Después de una de aquellas charlas que se daban en la iglesia durante la semana de "dolores", anterior a la Semana Santa, me eché a llorar, repitiendo sin cesar que quería ir al seminario. Mi familia se quedó sorprendida. Yo también lo estaba. Nunca se había hablado de ello. No había ningún seminarista en el pueblo, que pudiera servir de referencia.
Yo veía que quien estaba al servicio de la gente eran, de una manera o de otra, los maestros, los médicos, la Guardia Civil; las demás personas se dedicaban a sus tareas y a sus familias; pero de entre todos, el cura era el que más me parecía que servía más y mejor, y con más desinterés, al bien de los demás. Esto era lo que yo quería, hacer algo por los demás. Por esto brotó en mí la idea de ir al seminario. El resto lo puso el cura de común acuerdo con mi madre. Mi madre antes de decidir escribió a mi padre, a Francia, para que diera su opinión y su consentimiento. La respuesta del exiliado anarquista fue tajante: "¡Que haga lo que crea conveniente!". Esto se daba en el mes de Abril de 1951. El 29 de Septiembre pisaba el umbral del Seminario de Alcorisa.
La preparación académica en los meses de verano fue muy intensa. Había que realizar un examen de ingreso, y necesitaba que se me concediera una beca.
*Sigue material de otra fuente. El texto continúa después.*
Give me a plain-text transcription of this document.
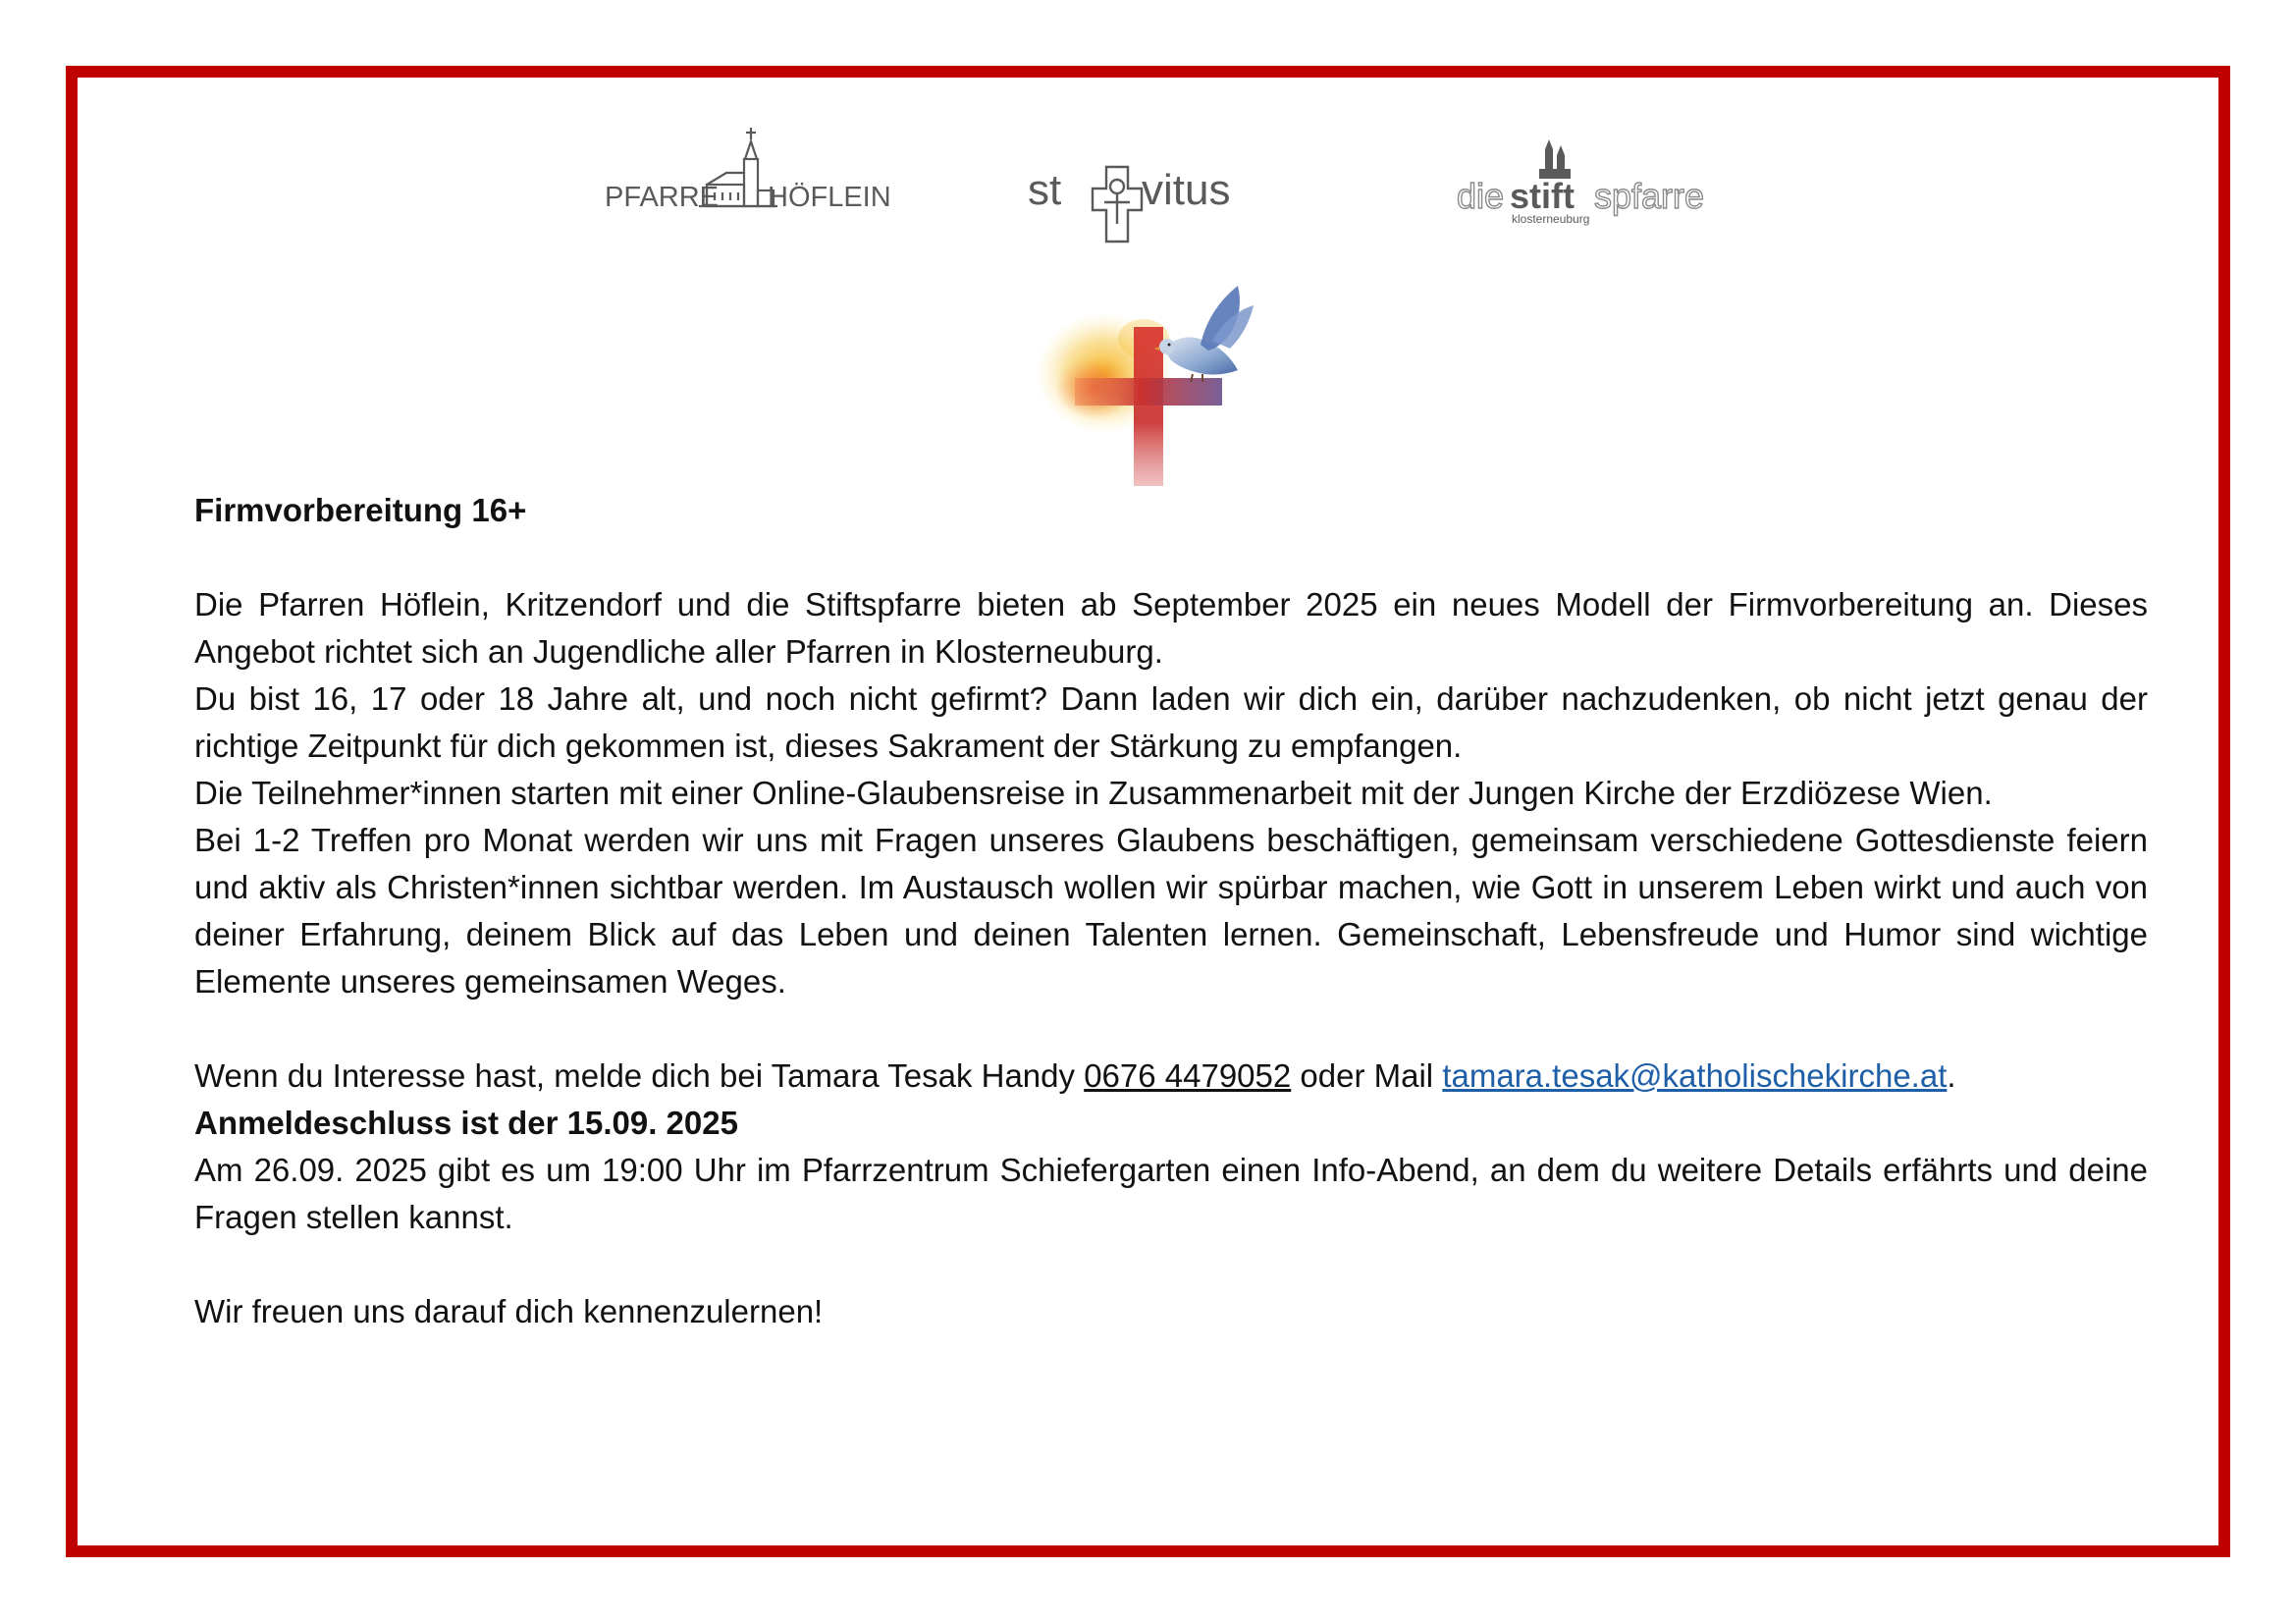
PFARRE HÖFLEIN	st vitus	die stift spfarre
klosterneuburg

Firmvorbereitung 16+

Die Pfarren Höflein, Kritzendorf und die Stiftspfarre bieten ab September 2025 ein neues Modell der Firmvorbereitung an. Dieses Angebot richtet sich an Jugendliche aller Pfarren in Klosterneuburg.

Du bist 16, 17 oder 18 Jahre alt, und noch nicht gefirmt? Dann laden wir dich ein, darüber nachzudenken, ob nicht jetzt genau der richtige Zeitpunkt für dich gekommen ist, dieses Sakrament der Stärkung zu empfangen.

Die Teilnehmer*innen starten mit einer Online-Glaubensreise in Zusammenarbeit mit der Jungen Kirche der Erzdiözese Wien.

Bei 1-2 Treffen pro Monat werden wir uns mit Fragen unseres Glaubens beschäftigen, gemeinsam verschiedene Gottesdienste feiern und aktiv als Christen*innen sichtbar werden. Im Austausch wollen wir spürbar machen, wie Gott in unserem Leben wirkt und auch von deiner Erfahrung, deinem Blick auf das Leben und deinen Talenten lernen. Gemeinschaft, Lebensfreude und Humor sind wichtige Elemente unseres gemeinsamen Weges.

Wenn du Interesse hast, melde dich bei Tamara Tesak Handy 0676 4479052 oder Mail tamara.tesak@katholischekirche.at.

Anmeldeschluss ist der 15.09. 2025

Am 26.09. 2025 gibt es um 19:00 Uhr im Pfarrzentrum Schiefergarten einen Info-Abend, an dem du weitere Details erfährts und deine Fragen stellen kannst.

Wir freuen uns darauf dich kennenzulernen!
Mi padre todavía no podía ayudarme. Yo no lo conocía, pues se marchó cuando tenía once meses. Hubo que esperar al mes de Agosto de 1954 para el reencuentro.
Si la preparación escolar fue muy intensa, la preparación personal, íntima, fue todavía mucho más intensa. Tenía que superar unas costumbres, unos hábitos, unos deseos, y cambiarlos por otros más acordes con la exigencia del camino emprendido. La lucha interior fue muy grande. El destino estaba de mi parte.
El objetivo era para mí claro y rotundo: servir a la
sociedad de una manera especial ayudando todo lo que estuviera de mi parte para
mejorarla.
Puedo adelantar que la salida del sacerdocio, es decir "mi secularización", tuvo el mismo objetivo: servir a la sociedad sin límites dogmáticos, ni cortapisas del poder religioso. Los únicos límites serían en adelante los míos propios y los de la sociedad que nos estábamos construyendo Pero esto se explicará más adelante.